I think this issue is related to my problem:
This is an example KSY:
meta:
id: foo
endian: be
seq:
- id: meh
size: 64
- id: footer
type: footer
types:
footer:
seq:
- id: f0
type: u8
- id: f1
type: u8
instances:
baz:
type: u8
pos: _root.footer.f0 - _root.footer.f1 + 16 # Add 16 for more visual results, no strict need to repro
I generated a sample data file with the following Python script:
import sys
with open(sys.argv[1],"wb") as out:
out.write(b"\x00"*16)
out.write(b"\x11"*16)
out.write(b"\x22"*16)
out.write(b"\x33"*16)
out.write(b"\xff\xff\xff\xff\xff\x00\x15\x20")
out.write(b"\xff\xff\xff\xff\xff\x00\x15\x00")
If you try this in the WebIDE (or with the VSCode extension, as both rely on JS for parsing) you'll see that baz will point to the 0x11s instead of the 0x33s. Note that the f0 and f1 values are parsed to the same integers, while in the stream they are not the same. In practice this results in internal pointers incorrectly resolved in the aforementioned IDE's, but working fine in Python for example.
(I have pointers with large values serialized, from which I have to strip the large base addresses to get in-stream offsets, just like in the provided minimal sample)
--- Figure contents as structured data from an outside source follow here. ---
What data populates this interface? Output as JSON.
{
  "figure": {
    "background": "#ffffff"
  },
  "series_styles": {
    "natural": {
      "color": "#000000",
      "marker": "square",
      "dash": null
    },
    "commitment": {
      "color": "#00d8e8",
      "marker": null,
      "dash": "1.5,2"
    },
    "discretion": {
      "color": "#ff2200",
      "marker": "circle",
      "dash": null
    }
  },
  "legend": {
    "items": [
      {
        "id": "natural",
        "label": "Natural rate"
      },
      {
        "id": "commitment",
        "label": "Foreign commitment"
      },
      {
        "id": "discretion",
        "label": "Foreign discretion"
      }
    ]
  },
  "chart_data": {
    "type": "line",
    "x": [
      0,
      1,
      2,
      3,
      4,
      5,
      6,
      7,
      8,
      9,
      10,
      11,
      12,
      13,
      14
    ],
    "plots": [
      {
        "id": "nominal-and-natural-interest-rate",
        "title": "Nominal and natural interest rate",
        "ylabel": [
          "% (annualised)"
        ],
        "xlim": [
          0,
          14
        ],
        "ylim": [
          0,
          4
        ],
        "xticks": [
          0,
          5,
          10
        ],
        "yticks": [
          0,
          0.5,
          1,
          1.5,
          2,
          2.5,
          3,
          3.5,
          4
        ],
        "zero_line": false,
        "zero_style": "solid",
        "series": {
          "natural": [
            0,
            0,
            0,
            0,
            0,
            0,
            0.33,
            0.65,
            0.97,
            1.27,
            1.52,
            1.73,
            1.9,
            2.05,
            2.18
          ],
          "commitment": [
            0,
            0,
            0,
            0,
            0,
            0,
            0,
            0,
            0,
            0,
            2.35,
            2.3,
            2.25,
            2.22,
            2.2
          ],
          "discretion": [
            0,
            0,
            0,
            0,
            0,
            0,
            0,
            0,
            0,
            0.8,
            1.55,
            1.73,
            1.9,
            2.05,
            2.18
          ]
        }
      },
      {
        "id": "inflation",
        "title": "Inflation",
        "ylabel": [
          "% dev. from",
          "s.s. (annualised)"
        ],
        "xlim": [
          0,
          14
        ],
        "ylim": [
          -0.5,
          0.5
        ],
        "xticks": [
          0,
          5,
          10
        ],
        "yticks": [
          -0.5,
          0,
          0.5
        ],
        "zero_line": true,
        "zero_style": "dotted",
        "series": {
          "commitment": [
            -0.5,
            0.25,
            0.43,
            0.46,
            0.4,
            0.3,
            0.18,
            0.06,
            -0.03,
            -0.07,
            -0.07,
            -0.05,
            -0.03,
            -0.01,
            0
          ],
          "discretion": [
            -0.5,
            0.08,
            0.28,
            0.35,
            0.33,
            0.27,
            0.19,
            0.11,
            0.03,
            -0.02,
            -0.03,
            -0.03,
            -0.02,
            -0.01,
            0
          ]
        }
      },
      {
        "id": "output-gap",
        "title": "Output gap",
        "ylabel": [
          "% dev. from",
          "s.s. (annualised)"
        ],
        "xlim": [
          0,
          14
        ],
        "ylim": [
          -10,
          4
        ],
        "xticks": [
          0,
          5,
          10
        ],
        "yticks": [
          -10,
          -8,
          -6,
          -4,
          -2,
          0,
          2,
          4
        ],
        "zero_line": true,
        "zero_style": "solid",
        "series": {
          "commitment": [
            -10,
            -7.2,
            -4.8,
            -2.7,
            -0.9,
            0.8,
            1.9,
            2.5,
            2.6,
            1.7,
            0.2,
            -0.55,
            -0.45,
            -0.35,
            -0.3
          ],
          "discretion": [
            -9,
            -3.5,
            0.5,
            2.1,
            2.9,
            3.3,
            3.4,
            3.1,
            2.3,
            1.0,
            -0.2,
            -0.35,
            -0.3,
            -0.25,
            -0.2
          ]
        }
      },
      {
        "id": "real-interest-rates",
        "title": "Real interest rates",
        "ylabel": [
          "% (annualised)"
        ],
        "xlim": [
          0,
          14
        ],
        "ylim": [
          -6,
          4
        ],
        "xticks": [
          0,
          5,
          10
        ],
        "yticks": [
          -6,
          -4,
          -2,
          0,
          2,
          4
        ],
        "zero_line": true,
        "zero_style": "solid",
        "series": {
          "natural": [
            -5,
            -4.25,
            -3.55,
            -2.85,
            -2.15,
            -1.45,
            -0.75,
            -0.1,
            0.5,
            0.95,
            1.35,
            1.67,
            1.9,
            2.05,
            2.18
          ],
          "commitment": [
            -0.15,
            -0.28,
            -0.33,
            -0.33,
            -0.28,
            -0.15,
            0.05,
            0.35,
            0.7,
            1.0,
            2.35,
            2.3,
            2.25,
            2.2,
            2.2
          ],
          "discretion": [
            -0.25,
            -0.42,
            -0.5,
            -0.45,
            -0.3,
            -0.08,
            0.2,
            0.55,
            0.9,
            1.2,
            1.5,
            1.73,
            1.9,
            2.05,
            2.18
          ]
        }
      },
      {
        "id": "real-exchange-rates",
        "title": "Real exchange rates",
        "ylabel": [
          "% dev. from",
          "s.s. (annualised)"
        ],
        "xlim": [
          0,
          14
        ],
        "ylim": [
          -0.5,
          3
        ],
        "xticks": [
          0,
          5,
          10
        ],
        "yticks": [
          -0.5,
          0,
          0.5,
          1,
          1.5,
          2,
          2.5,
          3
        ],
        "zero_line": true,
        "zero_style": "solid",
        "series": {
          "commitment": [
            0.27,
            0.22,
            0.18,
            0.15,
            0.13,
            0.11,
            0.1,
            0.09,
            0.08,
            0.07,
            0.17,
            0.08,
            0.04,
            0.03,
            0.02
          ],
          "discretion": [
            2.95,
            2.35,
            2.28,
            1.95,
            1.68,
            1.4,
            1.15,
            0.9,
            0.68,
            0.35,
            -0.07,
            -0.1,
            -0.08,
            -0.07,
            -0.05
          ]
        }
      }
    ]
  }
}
I don't know what the correct solution would be (I don't know too much JS), but I see this as a bug that results in inconsistent behavior across different target languages, and thus bugs in IDE's too.
Edit: Interestingly, the Covnerter page of the WebIDE displays correct i64 values (that differ from the ones displayed in the Object Tree), so it seems the capability is there, although it may be some dependency that you don't want to integrate with the JS compiler?
Edit (workaround): A pretty obvious workaround is to define a custom 64-bit type and use it instead of built-ins, for example:
address:
seq:
- id: high
type: u4
- id: low
type: u4
Value instances can help with further processing.